Application




Most of what happens within companies is directly or indirectly related
to things that are happening outside. Companies can be regarded as
cognitive spaces. Employees of a company are people, and people have
multiple inclusions in many other spaces, apart from the inclusion in
their company.

Examples are easy to think of: families, asssociations, schools, universities,
etc., are all spaces. Most employees of a company are also included in a
family space, their own family. Most of them have been educated in at
least one school, many several. Graduates from the same school share
an inclusion in the space of 'graduates of . .'

When several employees of a company share such an external inclusion,
this can be an occasion for forming a configuration within the company.
To mention another example: employees commuting together tend to talk
shop during the trips to and from work, this easily leads to a friendship
network that can influence the way its members behave, solve problems, etc.

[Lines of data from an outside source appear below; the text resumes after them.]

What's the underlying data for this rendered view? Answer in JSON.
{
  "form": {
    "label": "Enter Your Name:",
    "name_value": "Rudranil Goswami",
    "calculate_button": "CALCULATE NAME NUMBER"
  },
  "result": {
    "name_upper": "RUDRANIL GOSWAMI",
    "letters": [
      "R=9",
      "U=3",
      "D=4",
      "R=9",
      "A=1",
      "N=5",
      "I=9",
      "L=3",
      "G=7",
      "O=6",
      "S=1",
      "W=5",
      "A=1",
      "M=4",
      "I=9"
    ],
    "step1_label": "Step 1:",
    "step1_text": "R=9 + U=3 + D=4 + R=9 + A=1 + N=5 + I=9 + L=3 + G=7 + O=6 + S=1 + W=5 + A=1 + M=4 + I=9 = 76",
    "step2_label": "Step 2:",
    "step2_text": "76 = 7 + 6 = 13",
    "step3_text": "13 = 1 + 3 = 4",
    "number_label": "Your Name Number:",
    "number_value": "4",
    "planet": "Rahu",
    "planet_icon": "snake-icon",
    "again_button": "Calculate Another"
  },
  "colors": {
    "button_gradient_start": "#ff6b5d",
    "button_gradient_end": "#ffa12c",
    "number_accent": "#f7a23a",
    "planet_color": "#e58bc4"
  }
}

Complexity in organizations
Simple configuration: A and B share an inclusion outside the company
(right circle); this leads to them forming a configuration within the
company (left circle)


In this respect organizations, like companies, are mirrors of the society in
which they operate. This applies to all cultures, but is especially prominent
in a communitarian culture like the Chinese. The most typical feature of
Chinese culture in this respect is:

Chinese do not feel they have fixed singular identities; identity is a product
of a social relation. This means that in interaction with different people, a
Chinese will take on a (slightly) different identity (see Peverelli's publications
on his university site).

Because of this feature of Chinese culture, a stakeholder analysis of your
China project is even more necessary than in a Western environment.
Without a proper stakeholder analysis, you cannot fully understand the
Chinese organizations and individuals you are dealing with. A lack of
insight in this respect is probably the single most important reason that
negotiations between Western and Chinese parties can take years before
tangible results appear, and why so many of the never even reach that stage.
It is also the prime cause for the fact that a large number of Sino-Western
cooperative ventures are dissolved prematurely.